The ruling, not industry-specific, covers every company that contracts out for services rendered by those who are not the company’s own employees. It means, for example, that the headquarters of a fast food chain could be held liable for the unfair labor practices of an otherwise independent franchisee. Critics lament that by tossing aside years of settled labor policy, the decision blurred the lines of responsibility for decisions affecting the daily operations of small businesses across the country.
The push for clarity on joint employer status appears to be gaining momentum within the Trump Administration. In a brief statement on June 7, Secretary of Labor Alexander Acosta announced “the withdrawal of the U.S. Department of Labor’s 2015 and 2016 informal guidance on joint employment and independent contractors.”
The National Retail Federation was among those welcoming the announcement that the Labor Department that it would withdraw the “burdensome guidance.” That created “seemingly limitless liability in business to business relationships.”
"The announcement from the Labor Department is an important first step in reversing one of the most onerous regulations imposed by the previous administration on businesses,” Matthew Shay, NRF’s president and CEO, said at the time. “Drastically expanding joint employer liability to hold one business responsible for the actions of another independent business, such as a subcontractor or franchisee, did nothing to protect employees and only created uncertainty that led to more growth-chilling litigation.”
“Retailers hope Congress will build on this progress and put the issue to rest once and for all with clear, fair legislation defining joint employers,” he added.
An attempt at that sort of legislation emerge with the Save Local Business Act.

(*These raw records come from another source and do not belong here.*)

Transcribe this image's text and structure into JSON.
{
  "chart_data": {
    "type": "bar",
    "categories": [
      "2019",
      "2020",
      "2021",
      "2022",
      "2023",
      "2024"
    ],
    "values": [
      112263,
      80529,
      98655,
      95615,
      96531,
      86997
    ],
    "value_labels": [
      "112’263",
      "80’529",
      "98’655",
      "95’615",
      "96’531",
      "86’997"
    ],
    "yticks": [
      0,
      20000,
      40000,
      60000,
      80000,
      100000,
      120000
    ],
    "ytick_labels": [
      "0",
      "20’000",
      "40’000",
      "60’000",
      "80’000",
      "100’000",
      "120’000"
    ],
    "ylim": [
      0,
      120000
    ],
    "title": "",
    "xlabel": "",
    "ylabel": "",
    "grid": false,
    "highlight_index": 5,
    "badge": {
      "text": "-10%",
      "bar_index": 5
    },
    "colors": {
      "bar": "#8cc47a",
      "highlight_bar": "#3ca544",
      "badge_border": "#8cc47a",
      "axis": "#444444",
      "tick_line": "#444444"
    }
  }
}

It was born of concerns that, despite the Labor Department move, the plaintiff’s bar and some judges could continue to perpetuate problems.

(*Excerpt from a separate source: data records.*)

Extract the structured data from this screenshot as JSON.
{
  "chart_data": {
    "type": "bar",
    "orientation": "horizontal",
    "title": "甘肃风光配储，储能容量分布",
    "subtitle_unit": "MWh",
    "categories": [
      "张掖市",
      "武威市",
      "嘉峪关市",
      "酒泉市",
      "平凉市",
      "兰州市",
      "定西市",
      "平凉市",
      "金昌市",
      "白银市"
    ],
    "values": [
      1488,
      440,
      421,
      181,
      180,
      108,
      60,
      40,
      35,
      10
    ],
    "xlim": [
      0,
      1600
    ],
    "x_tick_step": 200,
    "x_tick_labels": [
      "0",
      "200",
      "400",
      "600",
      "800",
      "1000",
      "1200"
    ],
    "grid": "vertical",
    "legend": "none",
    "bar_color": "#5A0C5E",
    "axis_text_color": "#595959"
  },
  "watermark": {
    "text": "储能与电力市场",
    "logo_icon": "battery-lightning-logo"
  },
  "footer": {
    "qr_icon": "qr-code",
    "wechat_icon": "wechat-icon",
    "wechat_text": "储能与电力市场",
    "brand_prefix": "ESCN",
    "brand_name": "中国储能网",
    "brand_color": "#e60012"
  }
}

In January 2017, the U.S. Court of Appeals for the Fourth Circuit adopted an expansive new joint employer standard under the FLSA in Salinas v. Commercial Interiors, Inc.
The new test finds joint employer status under the FLSA where “two or more persons or entities are not completely disassociated …” with respect to their separate workplaces,” a fact sheet from Rep. Byrne’s office says.

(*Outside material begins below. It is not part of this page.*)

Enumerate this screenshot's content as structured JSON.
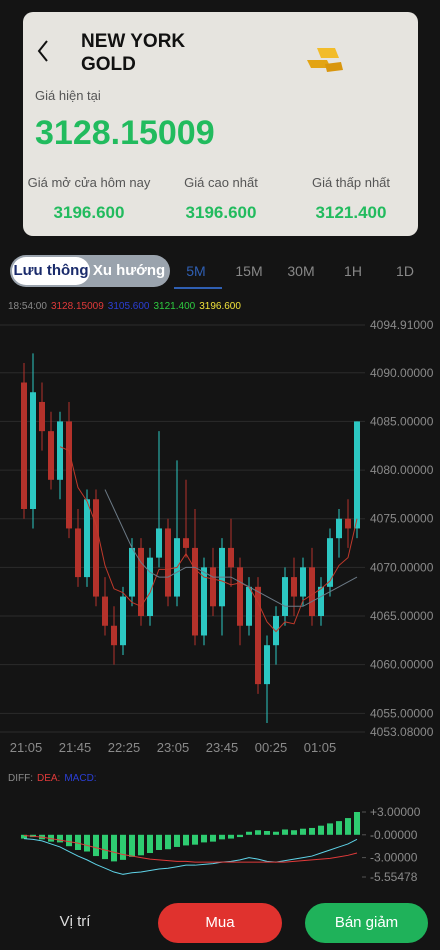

“The Fourth Circuit’s test seems to make any relationship or collaboration between two businesses a joint employment relationship because the two entities will not be completely disassociated,” it says. “To make matters worse, Salinas states that ‘one factor alone can serve as the basis for finding that two or more… entities are not completely disassociated.’ This test is even broader than the joint employer test under Browning-Ferris, and has contributed to a growing patchwork of joint employer standards across the country.”
Byrne’s legislation reaffirms that two or more employers must have “actual, direct, and immediate” control over employees to be considered joint employers under the National Labor Relations Act and Fair Labor Standards Act.
The Save Local Business Act, as approved by committee, amends the NLRA and FLSA by defining joint employer relationships as follows:
“A person may be considered a joint employer in relation to an employee only if such person directly, actually, and immediately, and not in a limited and routine manner, exercises significant control over essential terms and conditions of employment, such as hiring employees, discharging employees, determining individual employee rates of pay and benefits, day-to-day supervision of employees, assigning individual work schedules, positions, and tasks, or administering employee discipline.”